MdV: Merchant du Vin beer e-newsletter – Wed. May 5, 2004:  Specialty Grains

 

NEWS, EVENTS, ARTICLES

 

-Westmalle Trappist continues to draw attention from the press: the March edition of Modern Brewery Age has a detailed article by Gregg Glaser about Westmalle’s US introduction; the April 2004 edition of Beverage Media features Westmalle; and Don Scheidt’s column in the Celebrator recaps the Westmalle kickoff (as well as Seattle’s Museum of Flight VIP tasting that featured Samuel Smith.)

 

-The April 2004 issue of Outdoors Now has an article on grilling buffalo and elk by writer Jerry Sinkovec.  The recommended beer?  Melbourn Bros. Cherry Ale – “sex for your taste buds . . . you’ll just have to try it to believe it.”

 

-Bellevue Community College and Merchant du Vin teamed up for a great class on beer this month.  If you live in or visit the Seattle area, bookmark

 http://at-campus.net/bccsched/index.html?print=/bccsched/output/course_8000.htm 

http://www.conted.bcc.ctc.edu/

and keep an eye out for a fall class.

 

-Pike Brewery was proud to sponsor a benefit in Seattle for the Leukemia and Lymphoma Society on March 27 (over $8000 raised for a great cause); Pike Pale was also poured for the attendees of the public forum for the Governor’s Sustainable Washington Advisory Panel on April 1.

 

-It’s a great time for fine beer!  Complete national events are online at:

 http://www.merchantduvin.com/pages/1_about/news.html

 

BEER CHAT FROM THE BEER COURT JESTER: SPECIALTY GRAINS

 

Last e-news we mentioned how winemaking is straightforward: squeeze the grapes, ferment the juice.  Good grapes and no errors generally results in good wine. 

 

Beermaking requires more skill and more decisions:  barley is first malted, then milled, then mashed.  Then the liquid is gently rinsed away from the husks, boiled and seasoned with hops (in all their wondrous variety!)  At last comes cooling, fermentation, and conditioning: all these steps require decisions and result in different flavors . . . and we haven’t even mentioned specialty grains yet.

 

Beer is made from water and malted barley of some kind – pale malt, pilsner malt, six-row.  These sprouted barleycorns are packed with starch and with natural enzymes that will turn the starch into sugar; the sugar will eventually fuel the yeast later, during fermentation.  (Craft beer gets its fermentable sugar from barley, wheat or rye; some specialty craft brewers also add fruit, honey or Belgian candi sugar.
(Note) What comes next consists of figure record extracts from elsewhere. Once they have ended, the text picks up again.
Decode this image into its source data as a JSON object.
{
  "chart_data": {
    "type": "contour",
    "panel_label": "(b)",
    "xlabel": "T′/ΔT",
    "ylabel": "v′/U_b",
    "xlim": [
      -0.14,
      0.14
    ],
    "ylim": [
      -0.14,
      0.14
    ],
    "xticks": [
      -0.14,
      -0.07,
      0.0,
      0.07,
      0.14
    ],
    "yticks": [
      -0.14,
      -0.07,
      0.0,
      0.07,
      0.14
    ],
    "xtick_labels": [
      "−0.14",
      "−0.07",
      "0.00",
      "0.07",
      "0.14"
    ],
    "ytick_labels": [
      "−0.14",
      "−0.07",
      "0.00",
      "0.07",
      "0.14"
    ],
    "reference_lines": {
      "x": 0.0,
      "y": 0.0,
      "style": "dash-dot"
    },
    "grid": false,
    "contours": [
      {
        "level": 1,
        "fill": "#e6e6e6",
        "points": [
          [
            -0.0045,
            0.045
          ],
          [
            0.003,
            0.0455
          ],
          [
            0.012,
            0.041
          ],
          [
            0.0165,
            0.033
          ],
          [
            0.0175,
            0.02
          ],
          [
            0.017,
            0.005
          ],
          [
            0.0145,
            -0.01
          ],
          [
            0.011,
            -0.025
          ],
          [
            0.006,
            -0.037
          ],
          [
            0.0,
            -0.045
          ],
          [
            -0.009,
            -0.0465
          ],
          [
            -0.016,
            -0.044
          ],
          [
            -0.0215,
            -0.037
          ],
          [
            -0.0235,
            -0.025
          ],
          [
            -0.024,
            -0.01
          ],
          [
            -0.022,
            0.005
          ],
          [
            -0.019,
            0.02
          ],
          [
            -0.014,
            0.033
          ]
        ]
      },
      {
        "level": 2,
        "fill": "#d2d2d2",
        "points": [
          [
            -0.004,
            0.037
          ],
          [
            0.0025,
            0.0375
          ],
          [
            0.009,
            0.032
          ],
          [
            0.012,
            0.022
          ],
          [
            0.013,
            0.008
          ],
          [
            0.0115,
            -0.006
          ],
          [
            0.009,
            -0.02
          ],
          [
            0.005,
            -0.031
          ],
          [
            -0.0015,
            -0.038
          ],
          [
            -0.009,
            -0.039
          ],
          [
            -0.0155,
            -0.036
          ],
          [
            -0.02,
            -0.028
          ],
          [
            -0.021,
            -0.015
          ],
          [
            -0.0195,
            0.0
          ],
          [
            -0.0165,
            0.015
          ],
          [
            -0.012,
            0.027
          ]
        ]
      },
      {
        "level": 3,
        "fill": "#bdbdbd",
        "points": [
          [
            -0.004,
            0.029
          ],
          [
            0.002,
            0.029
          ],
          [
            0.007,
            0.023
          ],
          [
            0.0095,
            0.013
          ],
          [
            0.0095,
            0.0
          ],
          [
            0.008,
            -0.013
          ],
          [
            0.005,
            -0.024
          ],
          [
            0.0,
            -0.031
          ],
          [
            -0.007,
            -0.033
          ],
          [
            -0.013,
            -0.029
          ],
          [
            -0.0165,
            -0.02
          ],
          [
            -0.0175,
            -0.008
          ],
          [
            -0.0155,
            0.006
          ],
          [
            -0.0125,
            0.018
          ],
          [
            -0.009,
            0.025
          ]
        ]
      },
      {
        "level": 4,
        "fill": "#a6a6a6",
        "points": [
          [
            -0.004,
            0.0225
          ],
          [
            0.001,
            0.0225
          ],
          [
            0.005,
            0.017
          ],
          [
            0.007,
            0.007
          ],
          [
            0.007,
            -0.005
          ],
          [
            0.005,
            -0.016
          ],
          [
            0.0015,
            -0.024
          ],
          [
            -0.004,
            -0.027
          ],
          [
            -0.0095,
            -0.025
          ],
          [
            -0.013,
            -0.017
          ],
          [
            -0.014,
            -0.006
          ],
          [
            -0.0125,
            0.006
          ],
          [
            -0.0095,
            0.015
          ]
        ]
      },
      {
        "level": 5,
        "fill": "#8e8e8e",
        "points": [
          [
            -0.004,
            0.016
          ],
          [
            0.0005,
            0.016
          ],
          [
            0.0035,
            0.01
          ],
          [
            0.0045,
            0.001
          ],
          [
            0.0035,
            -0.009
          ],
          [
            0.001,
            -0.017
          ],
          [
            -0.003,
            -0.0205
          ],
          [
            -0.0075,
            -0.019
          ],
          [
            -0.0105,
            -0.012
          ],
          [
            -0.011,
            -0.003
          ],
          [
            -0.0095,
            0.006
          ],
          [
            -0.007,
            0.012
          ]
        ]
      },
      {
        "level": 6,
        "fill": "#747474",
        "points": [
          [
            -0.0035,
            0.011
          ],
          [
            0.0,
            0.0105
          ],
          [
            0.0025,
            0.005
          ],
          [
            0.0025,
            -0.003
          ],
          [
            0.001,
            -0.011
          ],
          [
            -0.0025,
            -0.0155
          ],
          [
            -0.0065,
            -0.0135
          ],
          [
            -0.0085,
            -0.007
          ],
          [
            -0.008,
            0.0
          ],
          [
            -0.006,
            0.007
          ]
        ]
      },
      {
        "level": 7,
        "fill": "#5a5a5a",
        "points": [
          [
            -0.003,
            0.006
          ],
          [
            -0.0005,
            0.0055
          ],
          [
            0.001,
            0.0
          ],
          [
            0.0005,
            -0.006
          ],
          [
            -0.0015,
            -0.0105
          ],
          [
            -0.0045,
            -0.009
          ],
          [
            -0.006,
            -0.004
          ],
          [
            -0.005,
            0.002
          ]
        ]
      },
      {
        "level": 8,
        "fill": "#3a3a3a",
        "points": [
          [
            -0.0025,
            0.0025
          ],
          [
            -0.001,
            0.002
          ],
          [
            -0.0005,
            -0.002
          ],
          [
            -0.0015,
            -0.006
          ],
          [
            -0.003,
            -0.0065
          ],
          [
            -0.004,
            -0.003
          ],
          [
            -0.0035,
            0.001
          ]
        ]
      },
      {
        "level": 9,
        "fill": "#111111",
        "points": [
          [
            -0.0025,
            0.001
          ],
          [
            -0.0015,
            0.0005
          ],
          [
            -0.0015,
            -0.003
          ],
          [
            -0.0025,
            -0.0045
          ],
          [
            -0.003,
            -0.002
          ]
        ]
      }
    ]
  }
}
American light lagers use a percentage of rice or corn in addition to barley.)

 

To add darker colors or roasty flavors, or caramel flavors, or biscuity flavors, or smoky flavors, or to change the body and mouthfeel of a beer, brewers often add some malt that has been handled differently from the base malt.  Often it has been heated, either under dry or wet conditions, and it is no longer “enzymatically active” – that means it will not convert from starch to sugar, and fuel the yeast.  It’s there in the recipe only for flavor, body and color, and usually makes up less than 10% of the total malt bill.

 

Here are some varieties of specialty grains and what they do for flavor & color:

 

-Crystal Malt: pale malt is heated while wet, and the starch turns to sugar and then caramelizes, all within the barleycorn.  Crystal comes in varying degrees of darkness, but adds amber color and complex, sweetish, caramel notes to flavor.  English Pale Ales usually have crystal malt to contribute to their rich malt backbone.

 

-Chocolate Malt: no chocolate here – this is malt that has been roasted dry, in a drum like coffee, until it is a deep brown color.  Used in porters, brown ales, and sometimes in other dark beers to give round, deep flavor notes that sometimes stop at nutty and don’t reach roasty.  Also used in small amounts in amber ales and even some pale ales.

 

-Black patent malt/roasted (unmalted) barley: Malted (or sometimes unmalted) barley roasted until black and charred.  In judicious amounts gives roasty flavor and dark color; in heavier amounts makes for opaque black beer and sharply roasted flavors.

 

-Peated, or Distiller’s Malt: Malt kilned over a peat fire, leading to the smoky, spicy flavor found in some Scotch ales, and some American craft beers.  Used by distillers of Scotch whisky in their mash.

 

-Smoked Malt: Malt smoked over wood.  In Germany, beechwood is used for “rauch malt;” in America brewers have used alder-, hickory-, and fruitwood-smoked malts.

 

There are many varieties and versions of specialty grains; there are even malts kilned at higher temperatures (like Munich or Vienna malt) that blur the borders between base malt and specialty grain.  In their many varieties, in the precise ratio the brewer selected, specialty grains are one of the keys to the excellent beer in your glass.